Les membres de la chambre des Députés et du Sénat disposent, comme le Gouvernement, du droit d'initiative législative. Toutefois, l'initiative de la Loi Budgétaire, des lois concernant l'assiette fiscale, la quantité et le mode de perception des impôts et contributions, de celles ayant pour objet de créer des recettes ou d'augmenter les recettes et les dépenses de l'Etat est du ressort du pouvoir exécutif.
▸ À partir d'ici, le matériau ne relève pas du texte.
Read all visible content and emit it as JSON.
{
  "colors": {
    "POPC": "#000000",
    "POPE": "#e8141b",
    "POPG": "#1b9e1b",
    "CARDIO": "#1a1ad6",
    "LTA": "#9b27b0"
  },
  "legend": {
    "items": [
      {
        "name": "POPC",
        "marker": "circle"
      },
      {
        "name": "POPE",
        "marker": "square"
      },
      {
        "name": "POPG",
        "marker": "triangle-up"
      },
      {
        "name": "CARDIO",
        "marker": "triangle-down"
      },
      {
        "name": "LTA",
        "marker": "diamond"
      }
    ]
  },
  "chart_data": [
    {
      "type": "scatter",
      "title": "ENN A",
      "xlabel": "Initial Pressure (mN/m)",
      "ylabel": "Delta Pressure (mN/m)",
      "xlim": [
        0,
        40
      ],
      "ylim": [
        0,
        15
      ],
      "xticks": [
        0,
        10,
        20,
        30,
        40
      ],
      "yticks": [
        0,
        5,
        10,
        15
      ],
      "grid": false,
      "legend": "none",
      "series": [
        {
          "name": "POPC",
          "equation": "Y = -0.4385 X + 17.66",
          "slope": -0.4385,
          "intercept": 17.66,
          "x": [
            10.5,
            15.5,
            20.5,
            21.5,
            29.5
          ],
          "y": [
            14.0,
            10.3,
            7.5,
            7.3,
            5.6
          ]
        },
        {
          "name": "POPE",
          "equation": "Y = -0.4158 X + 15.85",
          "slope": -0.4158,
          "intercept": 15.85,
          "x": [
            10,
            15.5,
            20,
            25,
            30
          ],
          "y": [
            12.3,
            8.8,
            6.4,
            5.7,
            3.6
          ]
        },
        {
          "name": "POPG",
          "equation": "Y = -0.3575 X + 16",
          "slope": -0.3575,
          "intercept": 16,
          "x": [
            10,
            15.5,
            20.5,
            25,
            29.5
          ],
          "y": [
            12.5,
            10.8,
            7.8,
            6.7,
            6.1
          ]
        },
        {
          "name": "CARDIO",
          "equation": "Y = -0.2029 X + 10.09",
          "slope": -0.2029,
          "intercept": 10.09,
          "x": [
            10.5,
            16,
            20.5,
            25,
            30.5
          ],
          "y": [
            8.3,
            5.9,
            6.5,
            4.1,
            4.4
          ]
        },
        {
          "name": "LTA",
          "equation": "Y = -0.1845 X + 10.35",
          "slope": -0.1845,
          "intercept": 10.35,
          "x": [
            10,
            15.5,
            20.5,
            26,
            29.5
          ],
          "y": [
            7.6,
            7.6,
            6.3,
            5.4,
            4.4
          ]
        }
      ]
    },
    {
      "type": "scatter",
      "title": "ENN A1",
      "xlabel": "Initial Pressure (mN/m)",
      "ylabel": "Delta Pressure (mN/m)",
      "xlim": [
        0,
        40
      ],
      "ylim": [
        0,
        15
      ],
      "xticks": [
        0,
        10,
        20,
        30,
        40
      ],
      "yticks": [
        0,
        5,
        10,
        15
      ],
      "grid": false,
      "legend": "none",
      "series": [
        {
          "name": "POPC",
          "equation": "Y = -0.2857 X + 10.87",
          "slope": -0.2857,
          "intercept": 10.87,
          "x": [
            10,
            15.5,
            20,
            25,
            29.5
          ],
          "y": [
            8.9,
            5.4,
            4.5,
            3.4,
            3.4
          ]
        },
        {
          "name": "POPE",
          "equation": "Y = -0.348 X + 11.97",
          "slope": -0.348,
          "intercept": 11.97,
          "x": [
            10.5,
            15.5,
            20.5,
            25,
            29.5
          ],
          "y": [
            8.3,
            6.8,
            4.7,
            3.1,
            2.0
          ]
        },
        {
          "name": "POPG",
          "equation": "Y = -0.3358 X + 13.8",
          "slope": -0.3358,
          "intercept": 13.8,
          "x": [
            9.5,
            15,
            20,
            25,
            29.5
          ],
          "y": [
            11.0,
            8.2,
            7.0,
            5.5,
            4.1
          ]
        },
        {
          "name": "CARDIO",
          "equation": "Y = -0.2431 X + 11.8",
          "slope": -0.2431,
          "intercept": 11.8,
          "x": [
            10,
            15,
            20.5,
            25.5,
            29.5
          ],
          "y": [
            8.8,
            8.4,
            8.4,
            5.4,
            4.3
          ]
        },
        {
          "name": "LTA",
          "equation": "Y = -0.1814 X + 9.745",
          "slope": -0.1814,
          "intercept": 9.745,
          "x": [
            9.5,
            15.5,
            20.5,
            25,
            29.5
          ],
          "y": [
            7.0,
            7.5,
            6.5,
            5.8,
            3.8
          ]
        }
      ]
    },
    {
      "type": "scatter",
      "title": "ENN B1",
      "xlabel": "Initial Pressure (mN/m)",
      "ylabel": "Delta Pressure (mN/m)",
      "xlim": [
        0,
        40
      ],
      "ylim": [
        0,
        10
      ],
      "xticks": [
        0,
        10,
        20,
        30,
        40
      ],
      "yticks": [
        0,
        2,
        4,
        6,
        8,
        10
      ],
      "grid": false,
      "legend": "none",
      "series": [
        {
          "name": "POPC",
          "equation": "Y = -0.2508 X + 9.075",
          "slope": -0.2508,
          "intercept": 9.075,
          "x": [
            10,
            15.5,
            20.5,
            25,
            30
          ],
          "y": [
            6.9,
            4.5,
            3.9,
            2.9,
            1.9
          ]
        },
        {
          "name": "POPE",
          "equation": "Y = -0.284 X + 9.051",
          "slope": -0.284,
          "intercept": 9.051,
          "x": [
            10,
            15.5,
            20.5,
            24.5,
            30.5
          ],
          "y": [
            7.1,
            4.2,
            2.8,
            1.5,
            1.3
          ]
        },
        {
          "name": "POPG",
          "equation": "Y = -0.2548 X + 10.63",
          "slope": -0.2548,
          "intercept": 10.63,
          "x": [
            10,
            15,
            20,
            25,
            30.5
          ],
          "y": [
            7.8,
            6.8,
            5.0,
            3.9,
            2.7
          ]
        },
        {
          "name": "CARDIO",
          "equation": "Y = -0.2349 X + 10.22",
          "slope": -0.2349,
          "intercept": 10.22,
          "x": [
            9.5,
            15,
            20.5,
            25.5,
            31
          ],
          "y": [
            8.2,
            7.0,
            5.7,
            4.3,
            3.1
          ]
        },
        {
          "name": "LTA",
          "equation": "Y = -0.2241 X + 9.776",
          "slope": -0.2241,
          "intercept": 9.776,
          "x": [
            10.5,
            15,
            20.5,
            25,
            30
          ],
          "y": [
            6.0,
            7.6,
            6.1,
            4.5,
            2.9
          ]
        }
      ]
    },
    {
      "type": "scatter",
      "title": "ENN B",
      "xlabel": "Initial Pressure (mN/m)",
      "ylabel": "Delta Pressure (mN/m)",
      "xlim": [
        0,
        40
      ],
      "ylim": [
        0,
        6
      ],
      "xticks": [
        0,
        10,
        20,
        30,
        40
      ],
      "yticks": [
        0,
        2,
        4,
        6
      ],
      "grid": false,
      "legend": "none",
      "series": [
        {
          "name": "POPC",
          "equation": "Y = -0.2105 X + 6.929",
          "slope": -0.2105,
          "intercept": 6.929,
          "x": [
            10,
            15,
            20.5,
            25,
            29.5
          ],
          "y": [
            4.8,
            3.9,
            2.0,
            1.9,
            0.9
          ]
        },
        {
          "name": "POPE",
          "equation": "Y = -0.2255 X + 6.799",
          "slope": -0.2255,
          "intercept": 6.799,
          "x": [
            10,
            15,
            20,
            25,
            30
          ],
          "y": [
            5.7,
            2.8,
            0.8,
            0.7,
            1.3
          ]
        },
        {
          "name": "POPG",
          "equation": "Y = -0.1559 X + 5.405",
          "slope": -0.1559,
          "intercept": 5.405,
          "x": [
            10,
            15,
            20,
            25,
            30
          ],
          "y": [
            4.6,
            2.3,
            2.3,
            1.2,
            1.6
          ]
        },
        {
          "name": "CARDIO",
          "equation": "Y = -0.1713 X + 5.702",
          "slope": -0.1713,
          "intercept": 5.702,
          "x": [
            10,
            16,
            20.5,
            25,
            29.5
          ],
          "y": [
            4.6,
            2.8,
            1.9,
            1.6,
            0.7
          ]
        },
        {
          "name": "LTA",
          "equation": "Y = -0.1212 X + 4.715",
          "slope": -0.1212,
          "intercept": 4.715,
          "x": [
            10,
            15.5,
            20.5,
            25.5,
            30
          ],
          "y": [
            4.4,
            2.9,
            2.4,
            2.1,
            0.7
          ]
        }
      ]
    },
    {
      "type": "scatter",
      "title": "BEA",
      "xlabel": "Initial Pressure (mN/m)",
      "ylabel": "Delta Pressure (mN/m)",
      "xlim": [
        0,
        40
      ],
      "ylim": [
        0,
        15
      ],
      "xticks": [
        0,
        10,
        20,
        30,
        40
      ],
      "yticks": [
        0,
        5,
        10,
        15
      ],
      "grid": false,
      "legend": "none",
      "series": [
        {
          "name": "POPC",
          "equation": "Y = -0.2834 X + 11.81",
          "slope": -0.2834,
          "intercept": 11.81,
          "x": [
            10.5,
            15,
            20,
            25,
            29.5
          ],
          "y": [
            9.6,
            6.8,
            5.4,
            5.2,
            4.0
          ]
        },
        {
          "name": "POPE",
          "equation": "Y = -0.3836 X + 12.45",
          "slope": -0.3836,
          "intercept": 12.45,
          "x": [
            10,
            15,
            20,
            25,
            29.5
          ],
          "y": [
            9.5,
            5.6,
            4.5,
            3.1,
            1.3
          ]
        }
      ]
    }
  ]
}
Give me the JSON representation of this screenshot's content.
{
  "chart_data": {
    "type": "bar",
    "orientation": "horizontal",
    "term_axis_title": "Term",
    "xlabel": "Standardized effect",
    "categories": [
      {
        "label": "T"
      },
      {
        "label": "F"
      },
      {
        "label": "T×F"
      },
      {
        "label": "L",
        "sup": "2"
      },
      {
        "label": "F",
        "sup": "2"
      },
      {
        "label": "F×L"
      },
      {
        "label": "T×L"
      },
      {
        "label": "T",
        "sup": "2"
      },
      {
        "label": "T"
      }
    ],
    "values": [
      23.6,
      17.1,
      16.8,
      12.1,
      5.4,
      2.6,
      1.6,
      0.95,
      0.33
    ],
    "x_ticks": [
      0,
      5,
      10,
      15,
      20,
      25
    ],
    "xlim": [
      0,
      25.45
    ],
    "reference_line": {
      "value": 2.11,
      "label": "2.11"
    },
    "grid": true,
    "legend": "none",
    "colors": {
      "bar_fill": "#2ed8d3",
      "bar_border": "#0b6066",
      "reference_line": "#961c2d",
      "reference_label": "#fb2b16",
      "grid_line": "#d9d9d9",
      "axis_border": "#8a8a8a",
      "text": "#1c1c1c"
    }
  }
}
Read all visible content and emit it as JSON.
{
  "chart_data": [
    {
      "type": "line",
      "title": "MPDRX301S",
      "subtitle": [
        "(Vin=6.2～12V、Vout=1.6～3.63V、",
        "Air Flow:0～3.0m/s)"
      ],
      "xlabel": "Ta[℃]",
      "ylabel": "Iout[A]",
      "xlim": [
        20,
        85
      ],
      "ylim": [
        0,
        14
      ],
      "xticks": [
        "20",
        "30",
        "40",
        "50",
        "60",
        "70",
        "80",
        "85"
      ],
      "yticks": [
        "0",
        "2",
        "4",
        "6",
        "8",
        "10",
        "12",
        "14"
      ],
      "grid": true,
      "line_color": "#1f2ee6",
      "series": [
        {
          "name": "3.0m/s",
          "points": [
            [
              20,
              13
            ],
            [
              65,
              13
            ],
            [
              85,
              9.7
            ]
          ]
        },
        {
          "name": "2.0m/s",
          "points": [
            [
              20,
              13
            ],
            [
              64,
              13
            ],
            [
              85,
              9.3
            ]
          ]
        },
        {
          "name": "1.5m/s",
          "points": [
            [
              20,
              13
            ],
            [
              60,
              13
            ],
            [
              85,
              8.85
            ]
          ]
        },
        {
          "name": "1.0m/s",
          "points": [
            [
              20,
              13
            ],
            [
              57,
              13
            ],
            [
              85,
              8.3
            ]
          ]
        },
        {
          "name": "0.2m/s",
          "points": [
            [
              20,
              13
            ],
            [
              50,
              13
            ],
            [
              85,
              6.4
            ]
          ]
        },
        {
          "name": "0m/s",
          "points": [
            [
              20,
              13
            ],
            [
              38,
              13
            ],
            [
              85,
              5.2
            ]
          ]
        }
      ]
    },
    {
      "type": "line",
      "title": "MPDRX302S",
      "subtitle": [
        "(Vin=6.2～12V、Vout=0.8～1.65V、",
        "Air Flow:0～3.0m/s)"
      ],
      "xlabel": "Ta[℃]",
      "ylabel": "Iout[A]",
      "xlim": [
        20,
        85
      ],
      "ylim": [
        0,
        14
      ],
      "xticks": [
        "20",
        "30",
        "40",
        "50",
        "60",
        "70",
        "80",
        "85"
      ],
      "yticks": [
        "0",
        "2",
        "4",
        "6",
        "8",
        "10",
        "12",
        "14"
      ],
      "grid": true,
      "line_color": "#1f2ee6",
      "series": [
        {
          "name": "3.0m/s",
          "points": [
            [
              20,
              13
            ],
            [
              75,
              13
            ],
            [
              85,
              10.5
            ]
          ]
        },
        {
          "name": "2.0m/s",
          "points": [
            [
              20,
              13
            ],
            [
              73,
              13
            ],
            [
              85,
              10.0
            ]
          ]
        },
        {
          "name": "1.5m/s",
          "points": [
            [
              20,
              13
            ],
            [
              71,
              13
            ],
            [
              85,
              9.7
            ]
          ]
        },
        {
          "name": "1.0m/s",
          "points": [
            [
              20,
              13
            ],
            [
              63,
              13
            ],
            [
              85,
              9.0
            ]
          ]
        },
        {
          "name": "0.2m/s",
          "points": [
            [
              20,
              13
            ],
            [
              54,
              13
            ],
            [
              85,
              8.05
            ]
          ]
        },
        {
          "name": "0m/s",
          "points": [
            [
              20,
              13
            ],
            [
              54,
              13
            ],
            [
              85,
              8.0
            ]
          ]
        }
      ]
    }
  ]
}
Les projets présentés à cet égard doivent être votés d'abord par la Chambre des députés.

 

Dans la pratique, l'essentiel de la législation haïtienne provient de projets de loi déposés par le Gouvernement, même si l'initiative Parlementaire connaît aujourd'hui un certain regain. Dans le passé, avec l’appui de la constitution antérieure, l’Exécutif pouvait profiter des vacances Parlementaires pour prendre des décrets ayant force de loi.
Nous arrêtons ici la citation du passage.